O encontro vai discutir a situação do transporte urbano, com a presença de representantes dos rodoviários, das empresas e da Secretaria Municipal de Trânsito e Transportes (SMTT).
A greve foi deflagrada pelos rodoviários do sistema urbano de São Luís, que pedem o pagamento do reajuste nos salários, obtido após acordo feito junto a Justiça do Trabalho, no último movimento paredista realizado em fevereiro deste ano.
>> Siga o canal da Agência Brasil sem WhatsApp
Segundo o Sindicato dos Rodoviários do Maranhão (Sttrema), houve avanço nas tratativas envolvendo o sistema semiurbano, o que possibilitou a continuação da operação. Já em relação ao sistema urbano, até o momento não houve nenhum indicativo de pagamento do reajuste salarial dos trabalhadores.
“O Sindicato dos Rodoviários do Maranhão segue acompanhando atentamente a situação, aberto ao diálogo e cobrando soluções do SET (Sindicato das Empresas de Transporte de Passageiros), que assegurem todos os direitos da categoria”, diz nota divulgada pelo sindicato.
Sem o transporte coletivo, a população teve que recorrer a alternativas como vans, moto táxi, carrinhos-lotação ou carros por aplicativo para tentar se locomover.
Descumprimento de decisão
Em nota, a SMTT disse que o movimento decorre do não cumprimento, por parte das empresas de ônibus, da decisão da Justiça do Trabalho.
“Mesmo após a decisão judicial, as empresas não garantiram aos trabalhadores as vantagens determinadas pela Justiça do Trabalho, o que levou à greve no sistema urbano de transporte público”, diz a Secretaria, em nota.
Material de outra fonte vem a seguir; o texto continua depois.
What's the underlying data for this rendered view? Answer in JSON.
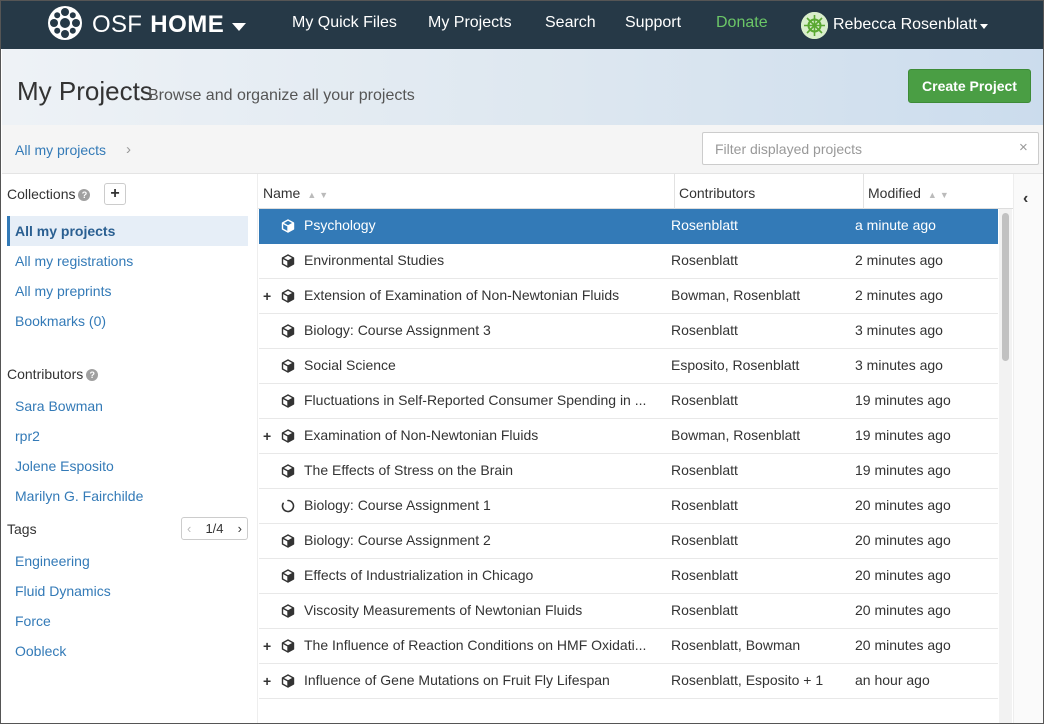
{
  "navbar": {
    "brand_osf": "OSF",
    "brand_home": "HOME",
    "links": [
      "My Quick Files",
      "My Projects",
      "Search",
      "Support",
      "Donate"
    ],
    "user_name": "Rebecca Rosenblatt",
    "bg_color": "#263947",
    "donate_color": "#6bc667"
  },
  "header": {
    "title": "My Projects",
    "subtitle": "Browse and organize all your projects",
    "create_button": "Create Project"
  },
  "breadcrumb": {
    "label": "All my projects",
    "chevron": "›"
  },
  "filter": {
    "placeholder": "Filter displayed projects",
    "clear": "×"
  },
  "sidebar": {
    "collections_label": "Collections",
    "collections": [
      "All my projects",
      "All my registrations",
      "All my preprints",
      "Bookmarks (0)"
    ],
    "contributors_label": "Contributors",
    "contributors": [
      "Sara Bowman",
      "rpr2",
      "Jolene Esposito",
      "Marilyn G. Fairchilde"
    ],
    "tags_label": "Tags",
    "tags_page": "1/4",
    "tags": [
      "Engineering",
      "Fluid Dynamics",
      "Force",
      "Oobleck"
    ]
  },
  "table": {
    "headers": {
      "name": "Name",
      "contributors": "Contributors",
      "modified": "Modified"
    },
    "rows": [
      {
        "name": "Psychology",
        "contributors": "Rosenblatt",
        "modified": "a minute ago",
        "expandable": false,
        "icon": "cube-icon",
        "selected": true
      },
      {
        "name": "Environmental Studies",
        "contributors": "Rosenblatt",
        "modified": "2 minutes ago",
        "expandable": false,
        "icon": "cube-icon",
        "selected": false
      },
      {
        "name": "Extension of Examination of Non-Newtonian Fluids",
        "contributors": "Bowman, Rosenblatt",
        "modified": "2 minutes ago",
        "expandable": true,
        "icon": "cube-icon",
        "selected": false
      },
      {
        "name": "Biology: Course Assignment 3",
        "contributors": "Rosenblatt",
        "modified": "3 minutes ago",
        "expandable": false,
        "icon": "cube-icon",
        "selected": false
      },
      {
        "name": "Social Science",
        "contributors": "Esposito, Rosenblatt",
        "modified": "3 minutes ago",
        "expandable": false,
        "icon": "cube-icon",
        "selected": false
      },
      {
        "name": "Fluctuations in Self-Reported Consumer Spending in ...",
        "contributors": "Rosenblatt",
        "modified": "19 minutes ago",
        "expandable": false,
        "icon": "cube-icon",
        "selected": false
      },
      {
        "name": "Examination of Non-Newtonian Fluids",
        "contributors": "Bowman, Rosenblatt",
        "modified": "19 minutes ago",
        "expandable": true,
        "icon": "cube-icon",
        "selected": false
      },
      {
        "name": "The Effects of Stress on the Brain",
        "contributors": "Rosenblatt",
        "modified": "19 minutes ago",
        "expandable": false,
        "icon": "cube-icon",
        "selected": false
      },
      {
        "name": "Biology: Course Assignment 1",
        "contributors": "Rosenblatt",
        "modified": "20 minutes ago",
        "expandable": false,
        "icon": "loading-icon",
        "selected": false
      },
      {
        "name": "Biology: Course Assignment 2",
        "contributors": "Rosenblatt",
        "modified": "20 minutes ago",
        "expandable": false,
        "icon": "cube-icon",
        "selected": false
      },
      {
        "name": "Effects of Industrialization in Chicago",
        "contributors": "Rosenblatt",
        "modified": "20 minutes ago",
        "expandable": false,
        "icon": "cube-icon",
        "selected": false
      },
      {
        "name": "Viscosity Measurements of Newtonian Fluids",
        "contributors": "Rosenblatt",
        "modified": "20 minutes ago",
        "expandable": false,
        "icon": "cube-icon",
        "selected": false
      },
      {
        "name": "The Influence of Reaction Conditions on HMF Oxidati...",
        "contributors": "Rosenblatt, Bowman",
        "modified": "20 minutes ago",
        "expandable": true,
        "icon": "cube-icon",
        "selected": false
      },
      {
        "name": "Influence of Gene Mutations on Fruit Fly Lifespan",
        "contributors": "Rosenblatt, Esposito + 1",
        "modified": "an hour ago",
        "expandable": true,
        "icon": "cube-icon",
        "selected": false
      }
    ]
  },
  "colors": {
    "accent": "#337ab7",
    "create_button": "#4a9e44",
    "selected_row": "#337ab7"
  }
}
A pasta disse ainda que vem cumprindo regularmente todas as suas obrigações financeiras com o sistema de transporte público, “com os repasses do subsídio às empresas sendo realizados em dia, sem qualquer dedução ou atraso.”
Ainda de acordo com a SMTT, a Prefeitura adotou medidas emergenciais, como a liberação de vouchers para utilização em aplicativos de transporte.
Subsídios
O Sindicato das Empresas de Transporte de Passageiros rebateu as afirmações da SMTT e disse que o subsídio pago pela prefeitura não sofreu reajuste desde janeiro de 2024, mesmo com dois reajustes salariais e o aumento no custo dos serviços e que o acordo firmado na Justiça do Trabalho ocorreu sem a participação da prefeitura.
“As diversas greves que ocorrem desde 2021, são resultados do descumprimento do contrato por parte do município de São Luís, fato confessado em vídeo pelo próprio prefeito (Eduardo Braide), que, ao congelar o subsídio desde janeiro de 2024, colocou o sistema em colapso”, afirmou o SET.
O sindicato também disse que está cooperando com os órgão de Justiça e Controle na apuração dos motivos e responsáveis pela crise no setor.
O SET afirma que tem buscado o diálogo, tendo protocolado diversos pedidos de reunião junto à SMTT desde o início de 2025 e mantém a disposição na busca no diálogo técnico sobre o transporte da cidade.